John, I’m an independent consultant that can connect you with a Non-QM Lender that has the ability to help people in situations similar to yours. If you are interested in receiving more information, contact me at (262) 264-0309.
looking to buy property please call 7083310457
Jess Lederman and I are putting together a new book, volume 4 in his series The Mortgage Professionals Handbook, and would like to see if you might be interested in contributing a chapter. This volume will be dedicated entirely to credit risk and I would love to promote the underutilized non-QM market, as I personally see this being the best direction for the industry. You can check out the project at http://www.mortgagebanking2020.com & me personally on linkedin.
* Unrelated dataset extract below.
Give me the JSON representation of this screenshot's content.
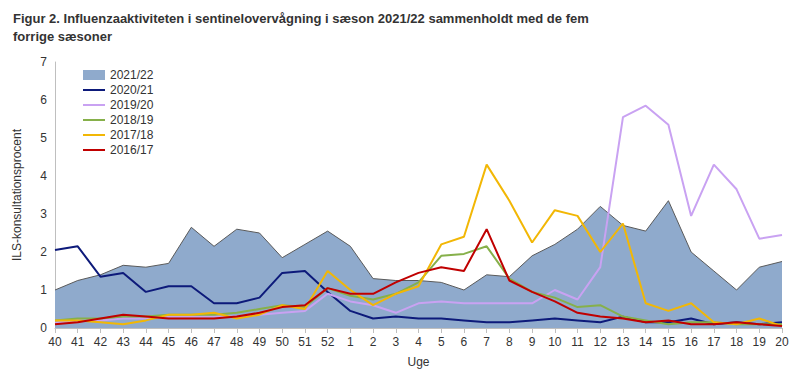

Hope to hear from you soon.
If someone has leased a property for 5 1/2 years from a private owner, on a luxury home (estimated at $600k), and never been a day late, and now wants to purchase the property. The lease is higher than what it would cost to own it. How can they be considered for a loan, if their credit is approximately a 660 credit score, and don’t have all of the other qualifications. Also, they have been working in the same insurance business for over 35 years, and have the income to pay a higher mortgage, and is not sure what the DTI is. What do you recommend is the best route to take to secure a loan. Appreciate your input. Thank you
I would look into raising their FICO score. Is the 660 an educational score or a lender’s FICO score? Higher score will give borrowers more options. Scores can be raised with a little effort with the right company.
if you haven’t funded this deal yet let me know, I can fund this deal on a Short-Term I/O program and assist with boosting his score in 30- 60 days so he can get approved. if he has a Down payment and can show the ability to service debt, that’s all i need – We’re strictly asset-based lenders.